Most interpretive orthodoxy would the stress the inevitable undermining tendency of novelistic discourse and might even appeal to older, New Critical notions about the independence and autonomy of the text. The psychological notion that literary creation involves so many unconscious processes that authorial intention is a necessarily limited concept is also quite persuasive.

Even so, however, the Wolfe case strikes me as very clear. This comes from knowing about his political beliefs and sympathies and having read (almost) all of his other fiction, in which similar ideas recur. I don’t even think of this as a superficially esoteric interpretation, the way that I see Cormac McCarthy’s Judge Holden and Anton Chigurh as the true heroes of Blood Meridian and No Country for Old Men. (I wrote about the latter novel and film here.)

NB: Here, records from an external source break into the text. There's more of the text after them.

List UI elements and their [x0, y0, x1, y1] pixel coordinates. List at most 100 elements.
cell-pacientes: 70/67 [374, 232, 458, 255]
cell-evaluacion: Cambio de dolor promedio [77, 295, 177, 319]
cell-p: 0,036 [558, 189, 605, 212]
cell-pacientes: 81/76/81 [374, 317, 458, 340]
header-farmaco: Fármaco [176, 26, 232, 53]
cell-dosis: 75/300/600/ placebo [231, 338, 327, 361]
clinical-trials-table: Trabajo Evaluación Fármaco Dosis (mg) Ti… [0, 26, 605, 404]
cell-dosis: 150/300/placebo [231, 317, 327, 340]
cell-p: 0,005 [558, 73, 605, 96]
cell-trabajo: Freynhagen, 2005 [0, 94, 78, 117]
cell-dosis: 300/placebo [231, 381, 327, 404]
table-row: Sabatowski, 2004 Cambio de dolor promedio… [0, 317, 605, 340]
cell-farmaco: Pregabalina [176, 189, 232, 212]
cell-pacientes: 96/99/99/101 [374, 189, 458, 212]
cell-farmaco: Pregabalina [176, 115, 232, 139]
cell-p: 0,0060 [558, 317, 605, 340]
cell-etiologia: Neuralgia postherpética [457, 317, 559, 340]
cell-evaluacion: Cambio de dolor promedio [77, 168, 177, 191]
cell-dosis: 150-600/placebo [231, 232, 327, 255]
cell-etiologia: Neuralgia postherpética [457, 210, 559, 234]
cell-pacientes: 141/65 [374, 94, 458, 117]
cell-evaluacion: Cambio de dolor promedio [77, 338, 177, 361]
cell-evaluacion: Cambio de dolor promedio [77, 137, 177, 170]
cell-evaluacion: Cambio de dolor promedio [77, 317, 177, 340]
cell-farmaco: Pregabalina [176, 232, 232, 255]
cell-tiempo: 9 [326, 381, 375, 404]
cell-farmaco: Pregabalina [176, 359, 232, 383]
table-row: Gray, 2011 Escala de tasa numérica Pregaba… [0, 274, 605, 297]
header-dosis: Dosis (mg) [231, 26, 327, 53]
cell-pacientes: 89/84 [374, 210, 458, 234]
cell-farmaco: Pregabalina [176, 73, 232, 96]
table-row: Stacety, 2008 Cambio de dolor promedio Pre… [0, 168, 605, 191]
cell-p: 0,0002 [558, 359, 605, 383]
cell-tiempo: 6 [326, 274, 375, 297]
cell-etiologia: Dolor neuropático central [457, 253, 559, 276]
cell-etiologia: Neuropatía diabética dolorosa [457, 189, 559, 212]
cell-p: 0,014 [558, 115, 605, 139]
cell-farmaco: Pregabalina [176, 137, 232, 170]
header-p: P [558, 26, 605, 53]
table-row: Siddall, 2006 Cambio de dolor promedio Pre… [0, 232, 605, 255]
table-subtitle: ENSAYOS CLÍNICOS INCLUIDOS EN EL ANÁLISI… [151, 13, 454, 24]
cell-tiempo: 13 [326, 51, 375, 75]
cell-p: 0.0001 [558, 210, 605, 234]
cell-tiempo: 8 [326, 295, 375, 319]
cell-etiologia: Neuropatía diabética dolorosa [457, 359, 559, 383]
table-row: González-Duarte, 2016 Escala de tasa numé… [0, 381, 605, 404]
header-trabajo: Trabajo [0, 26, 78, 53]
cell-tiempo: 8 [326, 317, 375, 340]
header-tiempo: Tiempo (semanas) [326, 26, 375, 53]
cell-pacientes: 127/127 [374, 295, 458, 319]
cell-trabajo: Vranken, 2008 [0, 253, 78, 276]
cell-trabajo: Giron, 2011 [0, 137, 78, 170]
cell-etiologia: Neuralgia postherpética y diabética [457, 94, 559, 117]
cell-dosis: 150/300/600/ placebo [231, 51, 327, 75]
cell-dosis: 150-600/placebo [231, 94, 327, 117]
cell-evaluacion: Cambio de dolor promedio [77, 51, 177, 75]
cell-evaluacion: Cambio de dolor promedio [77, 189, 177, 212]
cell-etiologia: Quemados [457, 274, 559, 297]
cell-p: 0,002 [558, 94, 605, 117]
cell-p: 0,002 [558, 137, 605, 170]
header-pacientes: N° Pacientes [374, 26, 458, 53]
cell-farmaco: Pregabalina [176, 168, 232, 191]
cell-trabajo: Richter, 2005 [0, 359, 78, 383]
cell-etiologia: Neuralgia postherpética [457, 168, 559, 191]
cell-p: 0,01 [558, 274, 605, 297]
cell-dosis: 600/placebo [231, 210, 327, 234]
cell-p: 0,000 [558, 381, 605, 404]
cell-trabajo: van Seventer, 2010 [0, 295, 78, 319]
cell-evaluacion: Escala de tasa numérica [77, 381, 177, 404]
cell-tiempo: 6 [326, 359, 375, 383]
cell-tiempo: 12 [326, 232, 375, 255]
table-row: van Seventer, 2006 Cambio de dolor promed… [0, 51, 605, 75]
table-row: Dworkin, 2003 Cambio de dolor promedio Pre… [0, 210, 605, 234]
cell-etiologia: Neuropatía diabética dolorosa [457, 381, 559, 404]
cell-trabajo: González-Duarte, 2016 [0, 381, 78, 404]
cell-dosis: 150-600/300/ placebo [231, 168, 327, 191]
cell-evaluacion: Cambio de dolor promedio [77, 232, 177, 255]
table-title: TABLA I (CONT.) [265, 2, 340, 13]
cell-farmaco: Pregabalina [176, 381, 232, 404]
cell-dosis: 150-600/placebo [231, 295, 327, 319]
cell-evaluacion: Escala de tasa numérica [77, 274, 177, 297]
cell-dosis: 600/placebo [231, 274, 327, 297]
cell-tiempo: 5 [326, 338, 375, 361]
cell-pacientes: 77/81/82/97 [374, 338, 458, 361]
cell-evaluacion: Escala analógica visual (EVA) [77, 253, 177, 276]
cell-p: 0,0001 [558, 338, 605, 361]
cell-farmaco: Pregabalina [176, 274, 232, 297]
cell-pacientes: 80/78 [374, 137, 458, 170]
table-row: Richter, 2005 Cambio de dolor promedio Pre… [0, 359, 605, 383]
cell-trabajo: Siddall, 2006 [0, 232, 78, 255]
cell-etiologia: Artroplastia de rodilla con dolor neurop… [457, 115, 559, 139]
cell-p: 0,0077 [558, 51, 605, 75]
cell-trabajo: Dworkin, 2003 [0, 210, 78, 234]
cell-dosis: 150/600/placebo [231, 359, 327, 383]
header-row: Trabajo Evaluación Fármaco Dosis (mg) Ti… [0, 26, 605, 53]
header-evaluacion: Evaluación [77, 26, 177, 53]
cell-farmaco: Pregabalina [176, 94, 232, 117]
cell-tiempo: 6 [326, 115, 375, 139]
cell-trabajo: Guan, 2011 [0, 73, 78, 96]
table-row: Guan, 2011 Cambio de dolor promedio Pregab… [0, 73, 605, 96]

Another thing that has got me thinking about this issue is reading Ezra Pound’s radio broadcasts. I don’t see a tension between thinking that the Pisan Cantos should have been awarded the Bollingen prize and that Pound should have been hanged for these broadcasts. But those poems are a remarkable example of the transformative power of art. The ideas expressed in the radio broadcasts are loathsome and simply stupid.* The very same ideas in the cantos are expressed with great aesthetic interest while remaining utterly repellent.

*Pound read Canto XLVI in one broadcast (2/19/1942), which you can listen to here. The recording isn’t very good, and it comes from a period of inferior writing; but this is an interesting test case.